It is important to know the outcome of the NFL's investigation because it might involve draft picks. If the league is heavy handed, maybe they will fine the team and take a way a top draft pick or two from New England, which has nine overall selections.
If league commissioner Roger Goodell wants to slap the Patriots on the wrist (which I suspect), and sweep this mess under the rug, then he will probably take away some late round selection(s) in this or next year's draft.
But to say nothing at this point feeds into the accusations that Goodell and New England owner Robert Kraft are buddies and that Patriots head coach Bill Belichick will continue to tamper with rules because he doesn't have any fear of the consequences.
If the Patriots are found guilty of deflating balls in the AFC championship game against the Indianapolis Colts, it was a smart gamble. Is winning a title worth a few draft picks, possibly in the later rounds?
It's possible that the Patriots are innocent but we don't know for sure because there has been no announcement, which is amazing considering all 32 owners are billionaires and surrounded by some of the brightest business minds and lawyers in the country.
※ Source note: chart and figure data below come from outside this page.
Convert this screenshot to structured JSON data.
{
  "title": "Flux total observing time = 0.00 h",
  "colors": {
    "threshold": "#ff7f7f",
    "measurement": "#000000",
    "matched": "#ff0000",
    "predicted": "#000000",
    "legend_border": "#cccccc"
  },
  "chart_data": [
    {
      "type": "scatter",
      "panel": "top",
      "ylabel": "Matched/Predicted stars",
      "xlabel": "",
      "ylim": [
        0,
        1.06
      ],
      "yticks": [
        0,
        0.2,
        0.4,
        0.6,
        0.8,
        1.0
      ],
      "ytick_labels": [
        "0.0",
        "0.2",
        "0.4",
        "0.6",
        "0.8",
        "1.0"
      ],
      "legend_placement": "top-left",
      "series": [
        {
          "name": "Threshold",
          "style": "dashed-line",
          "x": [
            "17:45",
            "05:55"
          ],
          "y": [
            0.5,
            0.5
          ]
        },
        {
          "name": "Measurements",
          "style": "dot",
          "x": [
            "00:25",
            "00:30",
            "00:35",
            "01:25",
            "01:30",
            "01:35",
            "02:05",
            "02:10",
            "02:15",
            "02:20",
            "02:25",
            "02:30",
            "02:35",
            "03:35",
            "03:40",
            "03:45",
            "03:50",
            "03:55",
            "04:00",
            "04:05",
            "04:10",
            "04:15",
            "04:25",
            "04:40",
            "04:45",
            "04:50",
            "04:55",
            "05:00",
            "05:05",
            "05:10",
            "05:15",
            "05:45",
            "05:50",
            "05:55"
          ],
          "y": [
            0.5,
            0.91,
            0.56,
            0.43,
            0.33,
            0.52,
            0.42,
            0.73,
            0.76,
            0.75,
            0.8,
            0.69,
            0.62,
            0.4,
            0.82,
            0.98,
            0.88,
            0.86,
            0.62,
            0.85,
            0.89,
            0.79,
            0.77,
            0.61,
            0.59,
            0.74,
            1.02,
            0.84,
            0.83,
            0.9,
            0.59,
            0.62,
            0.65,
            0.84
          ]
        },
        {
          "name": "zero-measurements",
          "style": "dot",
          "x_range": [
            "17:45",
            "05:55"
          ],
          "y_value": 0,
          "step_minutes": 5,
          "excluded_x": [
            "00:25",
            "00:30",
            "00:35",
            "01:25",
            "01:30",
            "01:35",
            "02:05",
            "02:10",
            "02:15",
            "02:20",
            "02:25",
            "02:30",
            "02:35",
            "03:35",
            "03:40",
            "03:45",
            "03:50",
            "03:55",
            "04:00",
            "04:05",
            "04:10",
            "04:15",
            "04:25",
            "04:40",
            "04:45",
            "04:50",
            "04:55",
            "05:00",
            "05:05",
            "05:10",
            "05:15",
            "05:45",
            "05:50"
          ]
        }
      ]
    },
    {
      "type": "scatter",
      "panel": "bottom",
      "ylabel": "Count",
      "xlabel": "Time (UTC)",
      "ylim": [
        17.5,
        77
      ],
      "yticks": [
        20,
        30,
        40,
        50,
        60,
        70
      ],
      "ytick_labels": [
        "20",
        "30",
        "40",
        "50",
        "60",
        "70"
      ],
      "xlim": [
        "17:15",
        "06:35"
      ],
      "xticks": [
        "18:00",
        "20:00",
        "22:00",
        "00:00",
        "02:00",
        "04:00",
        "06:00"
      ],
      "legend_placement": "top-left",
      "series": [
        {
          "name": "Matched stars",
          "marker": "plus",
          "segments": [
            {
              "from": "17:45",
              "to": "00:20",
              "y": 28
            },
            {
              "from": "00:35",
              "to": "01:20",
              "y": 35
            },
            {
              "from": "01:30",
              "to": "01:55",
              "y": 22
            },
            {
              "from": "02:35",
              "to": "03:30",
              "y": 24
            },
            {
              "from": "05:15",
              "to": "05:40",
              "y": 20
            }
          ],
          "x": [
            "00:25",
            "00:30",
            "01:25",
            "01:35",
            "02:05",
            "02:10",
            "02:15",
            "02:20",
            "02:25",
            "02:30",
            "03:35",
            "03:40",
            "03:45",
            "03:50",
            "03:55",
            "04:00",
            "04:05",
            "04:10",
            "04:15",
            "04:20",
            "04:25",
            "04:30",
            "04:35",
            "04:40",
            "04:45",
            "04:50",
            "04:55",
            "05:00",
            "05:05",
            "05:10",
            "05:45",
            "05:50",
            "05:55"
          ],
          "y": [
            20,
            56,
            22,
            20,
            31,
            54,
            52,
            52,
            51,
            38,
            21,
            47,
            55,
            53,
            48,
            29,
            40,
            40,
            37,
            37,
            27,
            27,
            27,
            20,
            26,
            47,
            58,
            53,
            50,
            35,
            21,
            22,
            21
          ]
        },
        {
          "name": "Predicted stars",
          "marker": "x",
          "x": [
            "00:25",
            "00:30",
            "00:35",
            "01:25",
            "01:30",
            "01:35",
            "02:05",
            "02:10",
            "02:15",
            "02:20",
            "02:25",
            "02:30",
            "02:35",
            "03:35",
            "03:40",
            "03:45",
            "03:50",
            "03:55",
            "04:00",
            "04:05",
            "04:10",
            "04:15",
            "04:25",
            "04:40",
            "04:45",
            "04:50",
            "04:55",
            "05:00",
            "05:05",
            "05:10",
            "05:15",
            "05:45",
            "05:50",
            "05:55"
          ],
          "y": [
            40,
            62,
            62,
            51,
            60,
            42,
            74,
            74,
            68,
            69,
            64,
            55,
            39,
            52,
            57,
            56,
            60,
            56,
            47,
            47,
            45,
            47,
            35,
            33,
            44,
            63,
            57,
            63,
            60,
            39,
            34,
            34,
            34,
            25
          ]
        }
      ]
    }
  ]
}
There have been numerous allegations that the Patriots have deflated their game balls in the past because it makes them easier to grip and throw and cuts down on fumbling in the cold and rain.
There have been reports that the league was focusing on a Patriots locker room attendant, that Belichick knew nothing of the incident until a day after the game and that Ravens head coach John Harbaugh and Indianapolis head coach Chuck Pagano were involved in a conspiracy to get the Patriots.
Maybe the NFL has gone mum because the Patriots might be visiting the White House soon, or it doesn't want this story to become part of draft weekend. But the league has already penalized Cleveland for its general manager texting coaches during games in 2014, and Atlanta was fined and lost a draft pick in 2016 for piping in crowd noise during home games over the past two years.
And what about the Patriots, who had the Spygate incident back in 2007 where they were caught in an unapproved location filming an opponent's defensive signals?
Enough road playoff games
If they take care of that business then the Ravens could win the AFC North and get some playoff games at home. Instead of Joe Flacco having difficulty barking out signals because of crowd noise on the road, Peyton Manning or Tom Brady would have that problem at M&T Bank Stadium.
Ravens outside linebackers Terrell Suggs and Elvis Dumervil would also have an advantage, just like former Colts defensive end Dwight Freeney when he would go against former Ravens tackle Jonathan Ogden in Indianapolis.
Also, if the Ravens played here instead of Foxborough, Mass, there would be one less "gate" to worry about.
Good luck, Tebow
Tim Tebow has converted me into becoming one of his fans.
He reportedly will be the fourth quarterback on the Philadelphia Eagles roster, and that certainly isn't a good position. But when a player doesn't give up on his dream, as long as he keeps his chances in perspective, it's a great story.
It's still a long shot for Tebow, who has played for Denver, New England and the New York Jets. A lot of teams bring in a fourth quarterback just so the starter and backup don't get tired from all the repetitions they take before the start of the regular season.
But in coach Chip Kelly's wild and imaginative offense, Tebow has a chance because of his running ability and elusiveness in the pocket. Hopefully, he has worked on his mechanics and throwing motion in the two years he hasn't played.
Each preseason, it seems that the media finds one college player, usually a quarterback, to focus on and the coverage gets out of hand. With Tebow, I never thought he was going to be a great quarterback in the NFL despite winning the Heisman Trophy and leading Florida to two national titles.
He was successful in college because he could run, improvise and get others around him to play at a higher level. But he never showed great accuracy, and that can't be taught on any level. You're either accurate or you're not.
Realistically, he was a backup at best, but I never got into all the hype about his religious convictions and the legions of fans that followed him. He just seems to be a decent person pursuing a life long ambition, and getting another opportunity to prove himself.
The NFL was made from stories like Tebow.
Keep an eye on Gillmore
The Ravens will go into the draft needing a big-play tight end, but it will be interesting to see how second-year player Crockett Gillmore develops through training camp.
The 6-foot-6 and 251 pound Gillmore, a third round draft pick out of Colorado State, had 10 catches for 121 yards and a touchdown last season, and surprised even some members of the Ravens front office by being able to make catches downfield.
Maybe he'll become the Rick Wagner of this year's team. No one expected Wagner, entering his third year, to be as dominant as he was last season as the starting right tackle.
Rice should get comfortable
The phone of former Ravens running back Ray Rice hasn't been ringing off the hook with job offers from NFL teams.
If that does happen, those calls probably won't come until late into training camp when a team is desperate for a running back because of injuries. It's safe to assume Rice has been training hard, and will be somewhat productive if he returns.
After his domestic violence incident, his major mistake was making public the texts he exchanged with Bisciotti in September. Rice got bad advice and he is finding out that action is unpardonable.